Anyone have a bug net?

Butterflies?? What the hell is up with the butterflies?? Not the fly around in your backyard kind but the kind that flies around in your belly. I don't like them. I don't like the way they feel, it's weird and I can never interpret exactly what they mean.


Honestly though, you see someone every day, every single blessed day and yet, for some reason, the idea of them coming over for a visit ties your stomach up in knots. No, not with dread or fear but with excitement and anticipation. I don't like it. I should like it because it's not a bad thing but I don't want to because it might turn into a sad thing. Did that make any sense? No? I didn't think so. Maybe it did on some menstral-induced hormone insanity. (Sorry, I know you guys didn't need to know that.)

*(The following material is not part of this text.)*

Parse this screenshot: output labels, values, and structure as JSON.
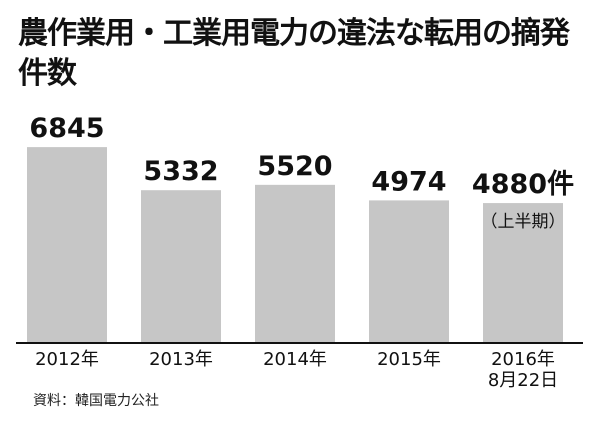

I'm sitting here and waiting and thinking about making a cup of tea to quell the nerves. They shouldn't be there, those horrible nerves fluttering around in my gut, giving me gas. I don't like them. I've been fighting with them but they're not seeming to go away. I'm hoping that a slight amount of caffeine hinted with a touch of sugar and milk might help. Blech. Any ideas on how to make these damn butterflies go away?? I feel like I'm fifteen for Christ's sakes!


I know, some of you are reading this and saying to yourselves, "dumbass, just talk about it." Well, the answer is no. Plain and simple - no. The only one word sentence in the English language - no. The reason? I'm not ready. Nowhere near ready. I don't want to jump feet first, I don't want put someone on the spot...mainly me. I'm not afraid of rejection, I've had enough to know that you get over it but I'm afraid of labels and definitions. You see, I'm having fun right now and I don't like the idea of sticking a label to or defining what exactly this is that I'm doing/experiencing. I'm having a good time with a good person who puts me at ease and a smile on my face. We have a very entertaining time together, at least it is for me (I try not to speak for other people cause I might be the most boring person on Earth), so I think I should just leave it at that.


You know, if anything comes out of this undefined, unclassified, brandless "thing" than that will be fantastic. What exactly do I want to come out of it?? I don't know, I like it fine just the way it is, thank you and now you can stop asking.